Let $a$ and $b$ are integers.
If $a \ne b$, then $ab \ne 1$.
Proving the contrapositive: If $ab = 1$ then $a = b$. If $ab = 1$, then there are two possibilities. $a = b = 1$ or $a = b = -1$. No other choice of $a$ and $b$ can make $ab = 1$. In both these cases, $a = b$.
Is the proof correct? Can I have a direct proof?
On
Let $a, b \in \mathbb{Z}$ with $a \neq b$. If one of those integers is positive and the other negative, the product is negative. If either $a=0$ or $b=0$, the product is zero.
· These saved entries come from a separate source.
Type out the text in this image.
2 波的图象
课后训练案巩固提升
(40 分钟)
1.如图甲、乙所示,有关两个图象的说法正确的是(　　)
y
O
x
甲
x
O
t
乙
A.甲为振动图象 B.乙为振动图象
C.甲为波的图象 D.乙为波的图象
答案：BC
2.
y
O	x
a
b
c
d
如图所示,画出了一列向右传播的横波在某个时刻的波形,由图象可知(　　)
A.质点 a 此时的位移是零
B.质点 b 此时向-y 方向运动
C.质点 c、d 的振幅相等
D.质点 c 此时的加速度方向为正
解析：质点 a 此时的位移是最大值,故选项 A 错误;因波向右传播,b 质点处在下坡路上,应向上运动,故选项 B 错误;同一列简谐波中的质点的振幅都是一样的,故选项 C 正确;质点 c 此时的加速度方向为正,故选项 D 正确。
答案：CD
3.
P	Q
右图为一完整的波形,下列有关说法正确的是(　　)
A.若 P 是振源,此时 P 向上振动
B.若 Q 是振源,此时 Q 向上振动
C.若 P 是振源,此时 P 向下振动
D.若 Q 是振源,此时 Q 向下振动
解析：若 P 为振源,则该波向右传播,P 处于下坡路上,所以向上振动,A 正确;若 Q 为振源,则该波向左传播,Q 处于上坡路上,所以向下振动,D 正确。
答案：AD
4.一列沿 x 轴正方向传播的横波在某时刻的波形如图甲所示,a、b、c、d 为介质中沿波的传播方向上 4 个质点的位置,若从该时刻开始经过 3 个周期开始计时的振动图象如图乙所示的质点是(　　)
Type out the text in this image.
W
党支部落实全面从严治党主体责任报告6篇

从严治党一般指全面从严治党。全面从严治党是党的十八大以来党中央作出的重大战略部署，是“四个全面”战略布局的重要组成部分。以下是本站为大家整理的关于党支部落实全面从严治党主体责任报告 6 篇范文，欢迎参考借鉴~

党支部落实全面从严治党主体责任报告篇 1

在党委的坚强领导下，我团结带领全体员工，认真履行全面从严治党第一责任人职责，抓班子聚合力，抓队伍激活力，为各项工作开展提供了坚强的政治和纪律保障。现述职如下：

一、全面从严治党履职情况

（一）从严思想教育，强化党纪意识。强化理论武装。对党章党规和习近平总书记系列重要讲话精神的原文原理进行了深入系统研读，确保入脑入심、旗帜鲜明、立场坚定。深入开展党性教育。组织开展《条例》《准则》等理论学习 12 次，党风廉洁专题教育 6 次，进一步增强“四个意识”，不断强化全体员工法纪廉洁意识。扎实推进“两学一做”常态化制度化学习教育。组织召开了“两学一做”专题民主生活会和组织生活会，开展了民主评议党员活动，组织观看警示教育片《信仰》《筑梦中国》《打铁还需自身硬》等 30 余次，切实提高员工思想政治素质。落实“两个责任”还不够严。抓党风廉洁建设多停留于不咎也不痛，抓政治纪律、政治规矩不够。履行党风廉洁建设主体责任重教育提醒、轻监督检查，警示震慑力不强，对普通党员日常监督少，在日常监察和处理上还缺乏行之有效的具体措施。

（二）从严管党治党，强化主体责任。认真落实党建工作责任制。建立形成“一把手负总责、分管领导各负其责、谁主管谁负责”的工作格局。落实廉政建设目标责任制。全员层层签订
So we only have to look at the case of equal signs, let's start with $a>0$ and $b>0$. Since $a \neq b$, one of the integers needs to be larger than $1$. Without loss of generality, suppose $a>1$, then $ab > b \geq 1$, thus $ab \neq 1$.
You can do the case that both are negative in an analogous way.
On
Assume that $a,b \in \mathbb{Z}$.
If $a$ or $b$ is zero, the implication holds. If $a,b \not = 0$ and assume without loss of generality that $a<0$ and $b>0$. In this case we have that $ab<0\not =1$. Lastly if $a,b\not = 0$ and wlg. $a,b >0$ then $a,b \in \{1,2,3,...\}$ and we see that $ab=1$ iff $a=b=1$ which is a contradiction.
Your proof is correct, although you are a bit fast on the part "the only options are $a=b=1$ and $a=b=-1$.
A direct proof can be as follows:
Assume $ab=1$. Then $a\neq 0$ and $b\neq 0$.
If $a>1$ or $a<-1$ then $a$ has a prime factor $p$, therefore $p\mid ab$ which contradicts $ab=1$.
Therefore $a\in\{-1,1\}$ and by symmetry $b\in\{-1,1\}$ as well. Now $a$ and $b$ have to be equal otherwise $ab=-1$.